L'infirmerie était silencieuse bien qu'ils entendaient des sons étouffés venant du bureau privé. Un nombre encourageant d'appareils médicaux avaient été retirés, laissant le corps de Thatch reprendre ses fonctions normales sans aide.
Il dormait toujours à première vue, mais dès qu'ils s'approchèrent du lit, il commença à remuer comme s'il sentait inconsciemment leur présence. Il s'était de nouveau réveillé la veille, bien que Marco était alors trop occupé pour aller le voir à ce moment là. Tous attendaient avec impatience qu'il se remette enfin totalement et livre sa version des faits.
Cependant, à la grande frustration de tous, Thatch souffrait d'une légère amnésie temporaire. Rien qui ne serait pas résolu avec quelques jours de plus et beaucoup de repos supplémentaires, mais ce retard imprévu était un grain de sable gênant dans leurs plans.
Cela reculait la libération d'Ace et laissait à Teach le temps de planifier une contre attaque. Marco ne pouvait pas l'imaginer patienter bien sagement alors que ses jours étaient comptés. Il commençait déjà à agiter les rancunes de l'équipage en amenant d'une main de maître l'opinion publique de son côté. Les rumeurs allaient de bon train sur le navire, les regards de plus en plus sombres aux repas en étaient un signe. De plus en plus réclamaient un jugement envers le traître.
Dommage qu'ils se trompent de cible.
Marco savait qu'Ace craignait un retournement des Barbes Blanches contre lui, mâchoire serrée et gardant son calme malgré la pression des regards. Les commandants se retrouvaient à contrecœur à faire profil bas pour ne pas attirer les soupçons de Teach et le pousser à agir s'il se sentait menacé. Ce n'était pas encore le moment d'agir, tous en étaient conscients.
Les cheveux du cuisinier s'étalaient comme une auréole autour de sa tête, bien loin de l'habituelle coiffure lisse et ordonnée. C'était presque intrusif de le voir ainsi, vêtu d'une blouse d'hôpital plutôt que d'un de ses immuables uniformes de cuisine.
Le phénix étudia un instant les paramètres du scope, notant une légère accélération du rythme cardiaque et de la respiration. Satisfait de ces premiers signes d'éveil, il tendit la main pour toucher celle de son ami. C'est alors que les yeux de ce dernier s'ouvrirent lentement, un peu brumeux. Les deux autres retinrent leur souffle quand il cilla plusieurs fois, confus :
-Marco ? C'est l'heure de faire le déjeuner ?
Sa voix était lourde, chaque mot comme traîné de force hors de ses cordes vocales. Une conséquence de n'avoir pas été utilisée pendant longtemps et de son réveil.

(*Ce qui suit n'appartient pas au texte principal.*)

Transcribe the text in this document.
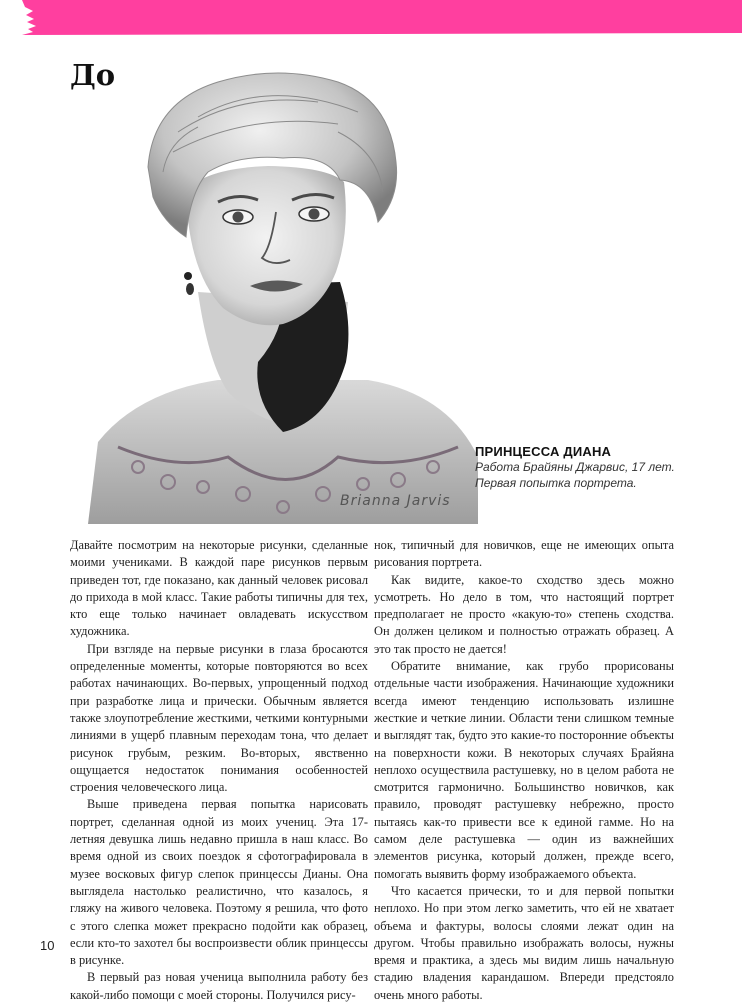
До
Brianna Jarvis
ПРИНЦЕССА ДИАНА
Работа Брайяны Джарвис, 17 лет.
Первая попытка портрета.

Давайте посмотрим на некоторые рисунки, сделанные моими учениками. В каждой паре рисунков первым приведен тот, где показано, как данный человек рисовал до прихода в мой класс. Такие работы типичны для тех, кто еще только начинает овладевать искусством художника.

При взгляде на первые рисунки в глаза бросаются определенные моменты, которые повторяются во всех работах начинающих. Во-первых, упрощенный подход при разработке лица и прически. Обычным является также злоупотребление жесткими, четкими контурными линиями в ущерб плавным переходам тона, что делает рисунок грубым, резким. Во-вторых, явственно ощущается недостаток понимания особенностей строения человеческого лица.

Выше приведена первая попытка нарисовать портрет, сделанная одной из моих учениц. Эта 17-летняя девушка лишь недавно пришла в наш класс. Во время одной из своих поездок я сфотографировала в музее восковых фигур слепок принцессы Дианы. Она выглядела настолько реалистично, что казалось, я гляжу на живого человека. Поэтому я решила, что фото с этого слепка может прекрасно подойти как образец, если кто-то захотел бы воспроизвести облик принцессы в рисунке.

В первый раз новая ученица выполнила работу без какой-либо помощи с моей стороны. Получился рису-

нок, типичный для новичков, еще не имеющих опыта рисования портрета.

Как видите, какое-то сходство здесь можно усмотреть. Но дело в том, что настоящий портрет предполагает не просто «какую-то» степень сходства. Он должен целиком и полностью отражать образец. А это так просто не дается!

Обратите внимание, как грубо прорисованы отдельные части изображения. Начинающие художники всегда имеют тенденцию использовать излишне жесткие и четкие линии. Области тени слишком темные и выглядят так, будто это какие-то посторонние объекты на поверхности кожи. В некоторых случаях Брайяна неплохо осуществила растушевку, но в целом работа не смотрится гармонично. Большинство новичков, как правило, проводят растушевку небрежно, просто пытаясь как-то привести все к единой гамме. Но на самом деле растушевка — один из важнейших элементов рисунка, который должен, прежде всего, помогать выявить форму изображаемого объекта.

Что касается прически, то и для первой попытки неплохо. Но при этом легко заметить, что ей не хватает объема и фактуры, волосы слоями лежат один на другом. Чтобы правильно изображать волосы, нужны время и практика, а здесь мы видим лишь начальную стадию владения карандашом. Впереди предстояло очень много работы.

10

Le blond rit doucement et pressa sa main, repoussant la boule d'émotion de voir son ami de nouveau assez conscient pour lui parler. Il savait pourtant que son état s'améliorait de jour en jour, définitivement tiré d'affaire, mais une petite voix pessimiste lui chuchotait à l'oreille les pires scénarios. Le constater de ses propres yeux le rassurait à un point dépassant les mots.
-Pas cette fois ; tu dois d'abord te remettre de ta blessure avant de retourner aux fourneaux.
Thatch lui sourit, trouvant en lui la force de plaisanter :
-C'est comme des vacances. J'devrais rester un peu plus longtemps.
Marco ne résista pas à ébouriffer les cheveux de son frère, s'attirant un grognement protestataire ludique.
-T'y es resté bien trop longtemps déjà yoi. Ta division s'ennuie sans toi.
-Bourreau du travail, se plaignit-il.
Il essaya de se redresser mais le mouvement douloureux le fit grimacer. Et ses muscles devaient encore manquer de force. Marco s'approcha immédiatement pour l'aider, prudent dans ses gestes. Il réajusta les coussins dans son dos pour le soutenir. Le regard du blessé se posa sur un point en retrait de la pièce et son visage s'illumina.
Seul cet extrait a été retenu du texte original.